According to researchers at the University of California, Berkeley, time spent outdoors can inspire one to become more trusting, generous, and helpful toward others.
Positive news for nature lovers! If you’re drawn to explore the mountains or spend time on the plains, are intrigued by the mystery of the ocean or just can’t help but bask in the sun when it’s out, your likely to be a much happier, healthier, and kinder person than most others.
According to information unearthed by researchers at the University of California, Berkeley, time spent outdoors can inspire one to become more trusting, generous, and helpful toward others.
The series of experiments, which were published in 2014, studied the potential impact of nature on the willingness to display traits marked as kind. Researchers also took into consideration other factors which might influence that relationship.
Participants were exposed to more or less subjectively beautiful nature scenes (whose beauty levels were rated independently) and then observed how participants behaved playing two economics games – The Dictator Game and the Trust Game. Both measure generosity and trust, respectively.
After being exposed to the more beautiful nature scenes, participants acted more generously and with more trust in the games than those who saw less beautiful scenes. Reportedly, the effects appeared to be due to corresponding increases in positive emotion.
YesMagazine relays that in another part of the study, researchers asked the participants to fill out a survey about their emotions while sitting at a table where ‘beautiful’ plants were placed. Afterwards, the people taking part in the study were told that the experiment was over and they could leave, but that if they wanted to, they could volunteer to make paper cranes for a relief effort program in Japan. The researchers used the number of cranes they made (or didn’t make) as a measure of their “prosociality” or willingness to help.

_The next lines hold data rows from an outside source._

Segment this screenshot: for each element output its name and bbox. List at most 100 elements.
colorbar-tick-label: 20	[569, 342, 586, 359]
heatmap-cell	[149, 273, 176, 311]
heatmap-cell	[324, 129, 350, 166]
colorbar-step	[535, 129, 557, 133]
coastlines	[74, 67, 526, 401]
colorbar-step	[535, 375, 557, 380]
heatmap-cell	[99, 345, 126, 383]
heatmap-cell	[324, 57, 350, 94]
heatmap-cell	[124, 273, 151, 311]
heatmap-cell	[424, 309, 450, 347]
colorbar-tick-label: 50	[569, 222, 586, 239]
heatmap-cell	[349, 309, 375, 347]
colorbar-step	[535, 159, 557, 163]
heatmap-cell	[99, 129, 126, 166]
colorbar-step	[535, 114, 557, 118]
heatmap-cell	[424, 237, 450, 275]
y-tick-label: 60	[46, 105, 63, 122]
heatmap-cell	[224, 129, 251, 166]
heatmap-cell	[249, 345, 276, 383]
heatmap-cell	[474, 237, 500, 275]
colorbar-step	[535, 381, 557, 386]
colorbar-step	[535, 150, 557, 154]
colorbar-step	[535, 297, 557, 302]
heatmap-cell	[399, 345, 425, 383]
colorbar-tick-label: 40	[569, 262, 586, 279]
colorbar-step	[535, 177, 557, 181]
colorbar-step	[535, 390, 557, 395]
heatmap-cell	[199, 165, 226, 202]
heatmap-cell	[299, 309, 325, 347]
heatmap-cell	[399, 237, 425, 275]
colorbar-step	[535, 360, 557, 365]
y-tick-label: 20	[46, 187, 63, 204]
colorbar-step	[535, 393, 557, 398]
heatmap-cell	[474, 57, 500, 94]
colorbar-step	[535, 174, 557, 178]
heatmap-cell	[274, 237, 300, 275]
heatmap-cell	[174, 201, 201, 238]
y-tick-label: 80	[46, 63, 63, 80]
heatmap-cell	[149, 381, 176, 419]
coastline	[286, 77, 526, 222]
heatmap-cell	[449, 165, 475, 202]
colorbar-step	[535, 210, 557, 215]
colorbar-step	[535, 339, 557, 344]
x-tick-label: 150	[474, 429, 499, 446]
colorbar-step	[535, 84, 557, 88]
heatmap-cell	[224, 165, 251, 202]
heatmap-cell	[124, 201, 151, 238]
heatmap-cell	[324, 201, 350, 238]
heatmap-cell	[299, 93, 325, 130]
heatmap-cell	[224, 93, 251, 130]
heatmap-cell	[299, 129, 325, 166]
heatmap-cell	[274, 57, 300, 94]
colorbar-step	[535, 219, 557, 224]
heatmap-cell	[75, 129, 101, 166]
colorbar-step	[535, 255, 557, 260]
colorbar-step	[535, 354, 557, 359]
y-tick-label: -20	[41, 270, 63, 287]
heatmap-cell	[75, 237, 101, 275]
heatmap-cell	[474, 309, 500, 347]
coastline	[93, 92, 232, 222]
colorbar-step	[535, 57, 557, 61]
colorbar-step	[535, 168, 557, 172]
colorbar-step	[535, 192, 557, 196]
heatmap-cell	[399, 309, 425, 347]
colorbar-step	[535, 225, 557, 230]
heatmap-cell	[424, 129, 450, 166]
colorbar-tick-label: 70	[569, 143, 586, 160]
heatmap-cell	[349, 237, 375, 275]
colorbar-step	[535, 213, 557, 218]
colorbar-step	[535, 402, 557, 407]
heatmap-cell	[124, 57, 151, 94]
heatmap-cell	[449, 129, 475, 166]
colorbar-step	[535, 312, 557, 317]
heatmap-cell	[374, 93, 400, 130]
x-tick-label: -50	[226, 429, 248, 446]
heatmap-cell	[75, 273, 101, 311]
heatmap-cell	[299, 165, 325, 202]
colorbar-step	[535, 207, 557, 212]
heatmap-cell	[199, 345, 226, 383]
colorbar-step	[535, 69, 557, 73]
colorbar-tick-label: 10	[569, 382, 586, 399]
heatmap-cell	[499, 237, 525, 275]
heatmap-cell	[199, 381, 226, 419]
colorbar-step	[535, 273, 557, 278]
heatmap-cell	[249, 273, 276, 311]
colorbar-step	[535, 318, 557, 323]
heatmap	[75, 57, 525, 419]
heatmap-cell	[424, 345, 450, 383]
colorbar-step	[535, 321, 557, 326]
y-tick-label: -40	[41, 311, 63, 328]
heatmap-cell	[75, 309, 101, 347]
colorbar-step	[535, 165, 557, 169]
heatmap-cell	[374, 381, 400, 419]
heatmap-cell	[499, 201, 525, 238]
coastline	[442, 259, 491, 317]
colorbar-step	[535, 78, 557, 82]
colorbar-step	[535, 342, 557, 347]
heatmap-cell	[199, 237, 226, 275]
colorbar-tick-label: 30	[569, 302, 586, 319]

Again, results showed that the presence of more beautiful plants significantly increased the number of cranes made by participants and that the increase was similarly mediated by positive emotion elicited by natural beauty.
The researchers concluded that experiencing the beauty of nature increases positive emotion – perhaps by inspiring awe, infatuation with something greater than oneself – which then leads to prosocial behavior.
As David Strayer, of the University of Utah, states:
“People have been discussing their profound experiences in nature for the last several hundred years—from Thoreau to John Muir to many other writers. Now we are seeing changes in the brain and changes in the body that suggest we are physically and mentally more healthy when we are interacting with nature.”
This study is just one more affirmation that being in nature – not indoors and online most of the day – is beneficial to one’s health and good mood.